Tiny Arkansas redshirt freshman Michael Smith, who looks more Tom Thumb than Danny DeVito, rested himself on top of the grassy carpet of the practice field, located about a 40-yard dash away from Reynolds Razorback Stadium.


Practice had just wrapped up and Smith, a speedy 5-foot-7, 170-pound tailback, was resting his injured right hamstring.

Unfortunately for Smith, sitting out has become an unwanted habit. In 2005, Smith didn't play in large part because he was nursing an injured left hamstring.

Life as a redshirt can be annoying, or it can be rewarding.

Arkansas coach Houston Nutt doesn't cherish the thought of telling players they probably won't play during the season.

"It's about the toughest job there is," Nutt said. "They all want to play, and then when they don't play and they go to that scout team, they feel like ‘I'm a failure right now.'"

"That's not true.

"A lot of great All-Americans have been on scout teams. It's really tough. A lot of growth, the maturity level, it's going to help you win."

True freshman Andrew Norman, a highly touted wide receiver from Springdale, knows he'll probably wear a redshirt this fall.

So, how tough is it to have the mindset that you likely must wait a year to play?

"It is hard sometimes," Norman said. "It's hard to lay off football for a year, knowing you're not going to play any games and stuff. But you've got to make some of these practices your games and look at getting the defense better for the games.

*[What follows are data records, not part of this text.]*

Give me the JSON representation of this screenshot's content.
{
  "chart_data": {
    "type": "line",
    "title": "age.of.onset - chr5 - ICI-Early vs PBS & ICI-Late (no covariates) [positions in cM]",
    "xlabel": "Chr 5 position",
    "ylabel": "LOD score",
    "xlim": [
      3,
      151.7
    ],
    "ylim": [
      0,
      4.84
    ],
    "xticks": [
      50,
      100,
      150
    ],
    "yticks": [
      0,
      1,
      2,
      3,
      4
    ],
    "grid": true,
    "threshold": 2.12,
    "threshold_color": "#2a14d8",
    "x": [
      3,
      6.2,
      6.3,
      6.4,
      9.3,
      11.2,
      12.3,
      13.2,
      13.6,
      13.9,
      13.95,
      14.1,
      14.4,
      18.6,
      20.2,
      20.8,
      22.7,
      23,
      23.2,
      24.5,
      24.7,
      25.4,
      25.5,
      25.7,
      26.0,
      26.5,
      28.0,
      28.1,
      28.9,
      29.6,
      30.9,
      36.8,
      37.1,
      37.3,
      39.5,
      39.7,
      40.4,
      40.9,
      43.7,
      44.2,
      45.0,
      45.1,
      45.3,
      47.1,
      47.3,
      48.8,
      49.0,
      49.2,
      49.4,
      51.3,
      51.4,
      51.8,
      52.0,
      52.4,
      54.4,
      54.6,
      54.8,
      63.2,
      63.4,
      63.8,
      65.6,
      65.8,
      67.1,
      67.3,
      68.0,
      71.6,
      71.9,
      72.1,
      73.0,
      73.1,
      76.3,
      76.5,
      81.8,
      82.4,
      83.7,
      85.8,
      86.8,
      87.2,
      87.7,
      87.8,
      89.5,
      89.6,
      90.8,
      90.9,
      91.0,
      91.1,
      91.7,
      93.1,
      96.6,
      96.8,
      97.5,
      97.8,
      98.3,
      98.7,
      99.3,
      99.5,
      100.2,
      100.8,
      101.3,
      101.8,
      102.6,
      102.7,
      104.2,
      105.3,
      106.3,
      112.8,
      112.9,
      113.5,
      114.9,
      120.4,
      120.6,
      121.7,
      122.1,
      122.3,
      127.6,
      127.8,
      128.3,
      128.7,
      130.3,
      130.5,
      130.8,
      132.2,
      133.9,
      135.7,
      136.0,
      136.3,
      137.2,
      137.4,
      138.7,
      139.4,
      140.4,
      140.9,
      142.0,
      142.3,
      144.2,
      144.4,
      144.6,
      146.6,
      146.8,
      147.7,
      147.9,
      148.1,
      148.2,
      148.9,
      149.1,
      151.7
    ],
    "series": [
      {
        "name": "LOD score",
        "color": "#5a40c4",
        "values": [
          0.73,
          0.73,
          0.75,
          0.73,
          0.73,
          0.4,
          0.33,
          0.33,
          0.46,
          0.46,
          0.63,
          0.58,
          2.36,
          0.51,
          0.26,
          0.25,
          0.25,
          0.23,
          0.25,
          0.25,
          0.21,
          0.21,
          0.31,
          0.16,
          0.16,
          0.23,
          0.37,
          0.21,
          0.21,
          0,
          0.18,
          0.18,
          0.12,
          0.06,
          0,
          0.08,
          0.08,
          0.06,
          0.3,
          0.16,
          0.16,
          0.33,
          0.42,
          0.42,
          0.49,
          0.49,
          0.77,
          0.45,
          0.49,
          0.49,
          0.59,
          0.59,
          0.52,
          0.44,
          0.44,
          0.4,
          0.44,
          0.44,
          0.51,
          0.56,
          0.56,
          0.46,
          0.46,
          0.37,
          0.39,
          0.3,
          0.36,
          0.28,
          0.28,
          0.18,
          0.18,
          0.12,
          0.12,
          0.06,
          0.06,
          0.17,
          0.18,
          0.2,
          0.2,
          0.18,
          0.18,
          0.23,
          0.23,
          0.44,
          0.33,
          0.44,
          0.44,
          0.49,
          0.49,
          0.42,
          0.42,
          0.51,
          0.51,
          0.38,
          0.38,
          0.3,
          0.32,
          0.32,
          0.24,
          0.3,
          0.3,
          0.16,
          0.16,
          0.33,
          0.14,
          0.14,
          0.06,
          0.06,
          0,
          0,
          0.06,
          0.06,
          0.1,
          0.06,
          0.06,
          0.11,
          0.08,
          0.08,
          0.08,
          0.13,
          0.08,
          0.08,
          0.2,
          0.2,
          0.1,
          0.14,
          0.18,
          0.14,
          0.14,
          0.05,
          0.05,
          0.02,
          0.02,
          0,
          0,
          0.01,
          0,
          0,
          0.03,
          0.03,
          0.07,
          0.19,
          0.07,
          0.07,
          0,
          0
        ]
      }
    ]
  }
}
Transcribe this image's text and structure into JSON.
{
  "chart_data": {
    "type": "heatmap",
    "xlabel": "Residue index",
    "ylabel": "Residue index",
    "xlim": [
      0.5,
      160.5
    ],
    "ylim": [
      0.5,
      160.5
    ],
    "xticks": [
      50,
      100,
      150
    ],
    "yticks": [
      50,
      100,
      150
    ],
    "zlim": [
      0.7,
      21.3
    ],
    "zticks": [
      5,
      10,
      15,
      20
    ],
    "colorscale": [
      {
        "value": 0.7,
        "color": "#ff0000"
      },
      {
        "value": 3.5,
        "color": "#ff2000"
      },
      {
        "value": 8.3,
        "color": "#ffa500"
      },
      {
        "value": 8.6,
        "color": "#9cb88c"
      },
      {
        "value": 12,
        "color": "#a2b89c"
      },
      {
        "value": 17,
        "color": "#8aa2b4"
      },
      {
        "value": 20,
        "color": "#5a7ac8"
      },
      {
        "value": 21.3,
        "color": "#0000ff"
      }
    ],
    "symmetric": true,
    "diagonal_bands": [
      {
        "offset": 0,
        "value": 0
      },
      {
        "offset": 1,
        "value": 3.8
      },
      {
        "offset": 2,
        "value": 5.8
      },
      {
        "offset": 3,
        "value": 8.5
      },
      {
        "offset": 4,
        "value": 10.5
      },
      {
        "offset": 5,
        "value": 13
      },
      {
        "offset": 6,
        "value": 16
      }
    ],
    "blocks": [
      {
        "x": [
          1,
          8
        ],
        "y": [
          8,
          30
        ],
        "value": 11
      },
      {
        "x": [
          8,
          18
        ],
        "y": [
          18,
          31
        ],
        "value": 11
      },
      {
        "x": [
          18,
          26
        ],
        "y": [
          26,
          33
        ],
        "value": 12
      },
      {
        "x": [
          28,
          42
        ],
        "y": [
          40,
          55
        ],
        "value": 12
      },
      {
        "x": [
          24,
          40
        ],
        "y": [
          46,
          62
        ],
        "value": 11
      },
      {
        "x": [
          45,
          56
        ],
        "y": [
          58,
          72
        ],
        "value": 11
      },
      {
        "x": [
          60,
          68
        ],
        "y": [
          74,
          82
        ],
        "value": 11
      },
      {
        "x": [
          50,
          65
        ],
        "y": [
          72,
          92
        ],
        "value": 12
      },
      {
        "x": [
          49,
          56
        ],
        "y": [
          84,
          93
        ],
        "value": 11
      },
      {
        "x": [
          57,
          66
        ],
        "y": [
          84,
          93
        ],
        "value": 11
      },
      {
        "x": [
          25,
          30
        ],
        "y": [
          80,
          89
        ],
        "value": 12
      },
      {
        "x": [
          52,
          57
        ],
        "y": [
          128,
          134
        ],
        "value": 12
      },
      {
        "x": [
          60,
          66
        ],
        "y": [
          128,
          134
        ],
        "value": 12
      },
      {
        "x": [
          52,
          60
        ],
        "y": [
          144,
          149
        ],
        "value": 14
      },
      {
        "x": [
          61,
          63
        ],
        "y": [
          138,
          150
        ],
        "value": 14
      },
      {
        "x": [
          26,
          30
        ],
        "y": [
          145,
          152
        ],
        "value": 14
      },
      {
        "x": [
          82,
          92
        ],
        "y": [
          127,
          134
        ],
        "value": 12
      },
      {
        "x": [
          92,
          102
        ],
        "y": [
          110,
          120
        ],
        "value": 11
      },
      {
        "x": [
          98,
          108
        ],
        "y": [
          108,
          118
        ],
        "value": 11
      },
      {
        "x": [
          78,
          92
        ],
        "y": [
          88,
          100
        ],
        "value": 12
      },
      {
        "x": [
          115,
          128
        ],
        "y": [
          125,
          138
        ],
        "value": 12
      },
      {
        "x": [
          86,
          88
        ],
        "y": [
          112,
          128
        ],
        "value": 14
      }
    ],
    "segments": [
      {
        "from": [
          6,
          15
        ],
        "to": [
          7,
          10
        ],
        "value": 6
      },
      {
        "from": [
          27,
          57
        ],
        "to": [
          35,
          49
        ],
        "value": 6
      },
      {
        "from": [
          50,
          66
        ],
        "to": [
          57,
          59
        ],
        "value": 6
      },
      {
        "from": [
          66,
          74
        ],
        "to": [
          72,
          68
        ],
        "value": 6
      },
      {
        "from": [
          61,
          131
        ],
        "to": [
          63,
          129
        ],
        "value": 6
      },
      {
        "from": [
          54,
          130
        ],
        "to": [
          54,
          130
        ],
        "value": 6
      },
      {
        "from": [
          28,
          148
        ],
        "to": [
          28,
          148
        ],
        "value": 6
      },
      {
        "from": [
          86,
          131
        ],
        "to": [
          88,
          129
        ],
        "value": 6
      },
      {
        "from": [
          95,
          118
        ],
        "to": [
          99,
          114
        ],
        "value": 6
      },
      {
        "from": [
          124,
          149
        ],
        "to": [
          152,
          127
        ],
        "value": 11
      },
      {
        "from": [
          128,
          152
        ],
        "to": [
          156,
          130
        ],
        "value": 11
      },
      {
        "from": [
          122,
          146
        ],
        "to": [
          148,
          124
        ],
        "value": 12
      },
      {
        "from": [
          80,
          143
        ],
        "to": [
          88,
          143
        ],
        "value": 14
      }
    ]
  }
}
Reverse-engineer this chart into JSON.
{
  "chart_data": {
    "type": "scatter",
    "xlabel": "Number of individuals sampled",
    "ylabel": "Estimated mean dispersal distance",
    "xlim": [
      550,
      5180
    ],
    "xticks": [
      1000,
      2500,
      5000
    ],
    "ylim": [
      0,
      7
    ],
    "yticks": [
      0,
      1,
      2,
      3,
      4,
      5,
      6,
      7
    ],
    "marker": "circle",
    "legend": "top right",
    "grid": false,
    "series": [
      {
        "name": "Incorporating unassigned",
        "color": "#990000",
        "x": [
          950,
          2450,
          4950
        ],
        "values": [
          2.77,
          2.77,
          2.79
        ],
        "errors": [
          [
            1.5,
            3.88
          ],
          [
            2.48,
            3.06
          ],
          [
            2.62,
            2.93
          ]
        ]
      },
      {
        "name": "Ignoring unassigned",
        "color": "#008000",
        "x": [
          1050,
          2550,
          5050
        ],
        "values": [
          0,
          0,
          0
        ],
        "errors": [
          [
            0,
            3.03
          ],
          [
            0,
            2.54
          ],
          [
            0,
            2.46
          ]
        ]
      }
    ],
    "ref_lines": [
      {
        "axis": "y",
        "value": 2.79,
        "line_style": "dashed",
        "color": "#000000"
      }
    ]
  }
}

"So, I'm trying to look at all the positive ways I can right now."

Smith, who said he's about "70 percent" healthy right now, admitted he didn't like the idea of redshirting last year, but knew it was necessary.

"You know, it was extremely tough, but you grow from it, you learn from it," Smith said. "You realize, I wasn't the first person to go through it, I won't be the last person to go through it. A lot of people come out and have been better for it.

"I'm just a stronger person from it."

Redshirting players used to be in vogue, but not any more.

"In the '70s, maybe the early '80s, I think that was true," Nutt said. "But, I think it's different now, it's a numbers game."

Because of limited scholarships?


"I think now, if they can help you play right now, you're going to have to play them."